Sebut saja salah satunya yakni Green Financial Crime (GFC) atau tindak pidana yang berkaitan dengan sumber daya alam.

Istimewa
Pos Belitung Hari Ini, Rabu (15/2/2023) 

POSBELITUNG.CO, JAKARTA - Triliunan rupiah 'uang kotor' yang berasal dari hasil korupsi dan sumber ilegal lainnya diduga dijadikan sumber pembiayaan di kontestasi Pemilihan Umum (Pemilu).

Pusat Pelaporan dan Analisis Transaksi Keuangan (PPATK) kini tengah berkoordinasi dengan Komisi Pemilihan Umum (KPU) dan Badan Pengawas Pemilu (Bawaslu) untuk mengungkap hal tersebut.

"Kita menemukan ada beberapa memang indikasi ke situ dan faktanya memang ada, nah itu kita koordinasikan terus dengan teman-teman dari KPU-Bawaslu," kata Kepala PPATK, Ivan Yustiavandana saat rapat dengan Komisi III DPR RI, Selasa (14/2/2023).

Ivan menyebut 'uang kotor' itu berasal dari sejumlah transaksi ilegal dan digunakan oleh para politikus secara personal. Namun, dia enggan mengungkap angka pasti dan tokoh politikus yang dimaksud.

"Jumlah agregatnya, nggak bisa saya sampaikan di sini. Pokoknya besar, triliunan lah angkanya," sambungnya.

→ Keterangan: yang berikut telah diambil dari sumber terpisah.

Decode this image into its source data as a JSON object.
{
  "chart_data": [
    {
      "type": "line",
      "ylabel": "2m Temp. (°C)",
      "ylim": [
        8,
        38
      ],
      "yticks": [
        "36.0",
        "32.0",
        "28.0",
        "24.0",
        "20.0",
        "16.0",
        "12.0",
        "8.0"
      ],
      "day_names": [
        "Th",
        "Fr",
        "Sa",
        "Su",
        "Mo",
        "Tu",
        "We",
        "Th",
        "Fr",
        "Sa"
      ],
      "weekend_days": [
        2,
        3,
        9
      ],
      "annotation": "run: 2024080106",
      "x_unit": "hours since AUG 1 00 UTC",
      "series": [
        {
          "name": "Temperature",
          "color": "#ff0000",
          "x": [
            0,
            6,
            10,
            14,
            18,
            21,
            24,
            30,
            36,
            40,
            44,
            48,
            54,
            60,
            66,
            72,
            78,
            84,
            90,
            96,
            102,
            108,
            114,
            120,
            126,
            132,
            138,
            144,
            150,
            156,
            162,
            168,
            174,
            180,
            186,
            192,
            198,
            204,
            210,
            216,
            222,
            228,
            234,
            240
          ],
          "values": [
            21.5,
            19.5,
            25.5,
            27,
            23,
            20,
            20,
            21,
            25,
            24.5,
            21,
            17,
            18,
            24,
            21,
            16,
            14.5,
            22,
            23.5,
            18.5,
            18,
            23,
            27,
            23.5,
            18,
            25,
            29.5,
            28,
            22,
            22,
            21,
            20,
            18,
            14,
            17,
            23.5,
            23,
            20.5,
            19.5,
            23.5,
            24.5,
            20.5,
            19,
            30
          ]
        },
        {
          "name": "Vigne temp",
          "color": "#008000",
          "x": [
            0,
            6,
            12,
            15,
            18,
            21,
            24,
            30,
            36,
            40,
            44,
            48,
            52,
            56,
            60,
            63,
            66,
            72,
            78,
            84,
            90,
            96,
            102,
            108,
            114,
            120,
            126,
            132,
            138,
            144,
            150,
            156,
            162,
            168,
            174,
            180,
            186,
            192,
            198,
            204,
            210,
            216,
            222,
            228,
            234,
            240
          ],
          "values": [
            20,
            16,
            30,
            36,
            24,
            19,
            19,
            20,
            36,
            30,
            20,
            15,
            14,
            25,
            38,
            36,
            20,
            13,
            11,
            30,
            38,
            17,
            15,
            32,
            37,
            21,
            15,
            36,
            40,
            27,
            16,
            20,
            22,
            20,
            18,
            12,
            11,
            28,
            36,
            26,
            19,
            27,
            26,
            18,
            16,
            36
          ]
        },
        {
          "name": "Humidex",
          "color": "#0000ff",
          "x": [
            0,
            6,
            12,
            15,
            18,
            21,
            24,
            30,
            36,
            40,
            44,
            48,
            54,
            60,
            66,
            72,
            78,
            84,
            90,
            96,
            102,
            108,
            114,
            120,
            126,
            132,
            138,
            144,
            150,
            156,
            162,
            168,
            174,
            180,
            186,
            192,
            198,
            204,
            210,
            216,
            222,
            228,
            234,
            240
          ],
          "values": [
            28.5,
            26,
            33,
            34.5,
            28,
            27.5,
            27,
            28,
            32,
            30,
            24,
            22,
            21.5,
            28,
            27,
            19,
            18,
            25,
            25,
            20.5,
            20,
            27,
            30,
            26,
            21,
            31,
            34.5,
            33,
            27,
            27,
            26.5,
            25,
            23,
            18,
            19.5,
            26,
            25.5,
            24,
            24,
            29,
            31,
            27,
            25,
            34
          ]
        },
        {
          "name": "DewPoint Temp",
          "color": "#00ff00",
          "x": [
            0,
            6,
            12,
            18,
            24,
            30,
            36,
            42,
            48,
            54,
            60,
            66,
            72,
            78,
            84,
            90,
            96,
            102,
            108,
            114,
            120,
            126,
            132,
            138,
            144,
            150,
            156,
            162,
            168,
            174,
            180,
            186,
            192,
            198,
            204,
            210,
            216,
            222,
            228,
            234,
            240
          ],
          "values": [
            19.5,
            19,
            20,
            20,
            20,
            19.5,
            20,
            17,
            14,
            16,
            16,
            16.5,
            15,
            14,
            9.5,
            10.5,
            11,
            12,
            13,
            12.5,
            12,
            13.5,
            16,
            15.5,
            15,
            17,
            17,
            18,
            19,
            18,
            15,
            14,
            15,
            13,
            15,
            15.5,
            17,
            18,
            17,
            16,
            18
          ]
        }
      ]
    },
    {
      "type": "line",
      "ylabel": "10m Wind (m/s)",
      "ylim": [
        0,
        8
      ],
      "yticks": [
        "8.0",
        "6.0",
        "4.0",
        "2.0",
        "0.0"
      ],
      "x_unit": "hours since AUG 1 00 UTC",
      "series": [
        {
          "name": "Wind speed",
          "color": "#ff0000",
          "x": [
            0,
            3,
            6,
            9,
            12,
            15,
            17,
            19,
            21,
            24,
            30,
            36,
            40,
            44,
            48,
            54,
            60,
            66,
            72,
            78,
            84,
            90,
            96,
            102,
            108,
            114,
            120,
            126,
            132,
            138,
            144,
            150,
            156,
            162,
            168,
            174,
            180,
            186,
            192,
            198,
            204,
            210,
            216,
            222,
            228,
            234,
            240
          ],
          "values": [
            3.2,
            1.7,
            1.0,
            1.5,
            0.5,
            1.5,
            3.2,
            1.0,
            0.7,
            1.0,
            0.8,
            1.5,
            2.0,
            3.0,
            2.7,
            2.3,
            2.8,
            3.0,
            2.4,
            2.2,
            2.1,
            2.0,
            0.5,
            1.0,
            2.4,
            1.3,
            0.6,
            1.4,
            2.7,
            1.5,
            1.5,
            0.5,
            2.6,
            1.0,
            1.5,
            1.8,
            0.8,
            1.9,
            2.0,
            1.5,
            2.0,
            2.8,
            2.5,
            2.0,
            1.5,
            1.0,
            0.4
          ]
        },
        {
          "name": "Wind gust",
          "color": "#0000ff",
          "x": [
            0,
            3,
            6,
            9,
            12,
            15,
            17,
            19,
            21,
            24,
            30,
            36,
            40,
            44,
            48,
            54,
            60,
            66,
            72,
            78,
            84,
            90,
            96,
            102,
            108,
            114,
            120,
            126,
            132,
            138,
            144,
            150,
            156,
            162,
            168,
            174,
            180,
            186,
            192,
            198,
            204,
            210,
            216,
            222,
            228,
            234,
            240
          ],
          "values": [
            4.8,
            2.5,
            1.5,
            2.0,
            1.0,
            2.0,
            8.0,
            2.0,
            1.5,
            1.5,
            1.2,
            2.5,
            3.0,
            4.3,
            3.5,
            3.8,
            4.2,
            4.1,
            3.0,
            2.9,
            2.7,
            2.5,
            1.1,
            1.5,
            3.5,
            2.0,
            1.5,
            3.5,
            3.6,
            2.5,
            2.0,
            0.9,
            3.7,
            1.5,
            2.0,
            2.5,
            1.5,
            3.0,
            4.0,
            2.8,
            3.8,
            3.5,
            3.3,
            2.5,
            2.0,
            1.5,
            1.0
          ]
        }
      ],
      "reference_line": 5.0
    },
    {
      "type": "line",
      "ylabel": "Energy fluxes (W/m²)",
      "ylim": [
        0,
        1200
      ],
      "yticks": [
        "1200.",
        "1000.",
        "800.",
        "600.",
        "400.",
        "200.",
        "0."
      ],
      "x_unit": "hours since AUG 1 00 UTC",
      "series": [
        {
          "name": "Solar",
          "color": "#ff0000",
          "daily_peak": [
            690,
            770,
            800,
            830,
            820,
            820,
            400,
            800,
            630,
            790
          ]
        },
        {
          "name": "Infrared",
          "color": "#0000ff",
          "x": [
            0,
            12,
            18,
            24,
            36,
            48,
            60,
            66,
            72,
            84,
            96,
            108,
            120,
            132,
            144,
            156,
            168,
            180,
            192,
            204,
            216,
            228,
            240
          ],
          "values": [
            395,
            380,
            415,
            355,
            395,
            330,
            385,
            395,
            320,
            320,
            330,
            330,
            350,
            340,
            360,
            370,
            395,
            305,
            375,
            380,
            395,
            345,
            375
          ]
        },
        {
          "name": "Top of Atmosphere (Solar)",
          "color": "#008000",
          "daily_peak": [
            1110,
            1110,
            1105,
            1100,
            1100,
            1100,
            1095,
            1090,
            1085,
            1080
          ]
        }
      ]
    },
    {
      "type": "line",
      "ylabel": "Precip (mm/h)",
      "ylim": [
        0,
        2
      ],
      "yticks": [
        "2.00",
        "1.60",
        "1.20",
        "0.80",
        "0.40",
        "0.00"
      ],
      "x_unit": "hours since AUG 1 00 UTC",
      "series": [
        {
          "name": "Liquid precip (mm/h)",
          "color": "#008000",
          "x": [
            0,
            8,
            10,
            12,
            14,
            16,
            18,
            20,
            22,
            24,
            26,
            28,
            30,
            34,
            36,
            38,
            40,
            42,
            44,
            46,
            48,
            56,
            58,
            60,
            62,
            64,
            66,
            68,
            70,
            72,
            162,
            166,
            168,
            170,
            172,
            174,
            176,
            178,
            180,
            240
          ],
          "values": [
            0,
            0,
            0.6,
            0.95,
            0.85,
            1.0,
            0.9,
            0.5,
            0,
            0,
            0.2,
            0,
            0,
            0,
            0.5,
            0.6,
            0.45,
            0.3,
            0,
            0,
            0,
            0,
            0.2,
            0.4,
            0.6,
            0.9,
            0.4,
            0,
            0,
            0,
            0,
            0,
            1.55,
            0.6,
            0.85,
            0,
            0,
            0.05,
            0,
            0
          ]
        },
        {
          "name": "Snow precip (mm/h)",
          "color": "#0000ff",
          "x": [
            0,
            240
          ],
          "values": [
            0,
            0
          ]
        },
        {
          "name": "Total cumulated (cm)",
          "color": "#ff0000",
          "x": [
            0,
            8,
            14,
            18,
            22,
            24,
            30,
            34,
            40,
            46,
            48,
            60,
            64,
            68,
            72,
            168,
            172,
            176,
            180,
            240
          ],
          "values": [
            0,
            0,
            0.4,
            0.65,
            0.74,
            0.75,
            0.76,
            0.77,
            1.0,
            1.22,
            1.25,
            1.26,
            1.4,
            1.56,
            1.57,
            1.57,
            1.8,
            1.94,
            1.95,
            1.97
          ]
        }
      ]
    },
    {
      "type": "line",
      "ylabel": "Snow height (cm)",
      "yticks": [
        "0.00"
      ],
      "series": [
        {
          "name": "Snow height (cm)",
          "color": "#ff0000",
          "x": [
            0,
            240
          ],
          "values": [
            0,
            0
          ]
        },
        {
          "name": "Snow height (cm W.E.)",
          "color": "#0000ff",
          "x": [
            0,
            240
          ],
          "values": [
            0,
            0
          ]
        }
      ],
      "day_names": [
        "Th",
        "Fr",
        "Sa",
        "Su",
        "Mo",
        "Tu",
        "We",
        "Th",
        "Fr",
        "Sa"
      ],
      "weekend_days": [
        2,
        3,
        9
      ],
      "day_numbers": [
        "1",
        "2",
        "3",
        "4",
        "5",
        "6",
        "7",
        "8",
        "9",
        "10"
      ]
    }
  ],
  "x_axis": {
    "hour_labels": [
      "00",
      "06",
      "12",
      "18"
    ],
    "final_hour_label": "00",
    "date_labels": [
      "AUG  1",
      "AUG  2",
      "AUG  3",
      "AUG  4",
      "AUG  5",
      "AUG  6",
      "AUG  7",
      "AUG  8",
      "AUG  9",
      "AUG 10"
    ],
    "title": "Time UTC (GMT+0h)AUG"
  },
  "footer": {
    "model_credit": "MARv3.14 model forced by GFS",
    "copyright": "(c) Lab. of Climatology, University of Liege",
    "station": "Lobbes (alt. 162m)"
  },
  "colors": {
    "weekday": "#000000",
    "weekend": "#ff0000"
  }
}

Adapun jumlah sebesar ini diasumsikannya berdasarkan beragam sumber tindak pidana. Sebut saja salah satunya yakni Green Financial Crime (GFC) atau tindak pidana yang berkaitan dengan sumber daya alam.

Menurut data PPATK sendiri selama 2022 aliran dana menyangkut GFC menyentuh hingga Rp4,8 triliun.

"Kalau masuk ke orang-orang tertentu yang kita duga sebagai political person itu ya ada, banyak juga. Saya tidak bisa sebutkan," tambahnya.

Anggota Parpol

Dugaan pembiayaan pemilu dari hasil korupsi dan sumber ilegal lain itu disampaikan Ivan menjawab pernyataan anggota Komisi III DPR dari Fraksi Demokrat, Benny K Harman.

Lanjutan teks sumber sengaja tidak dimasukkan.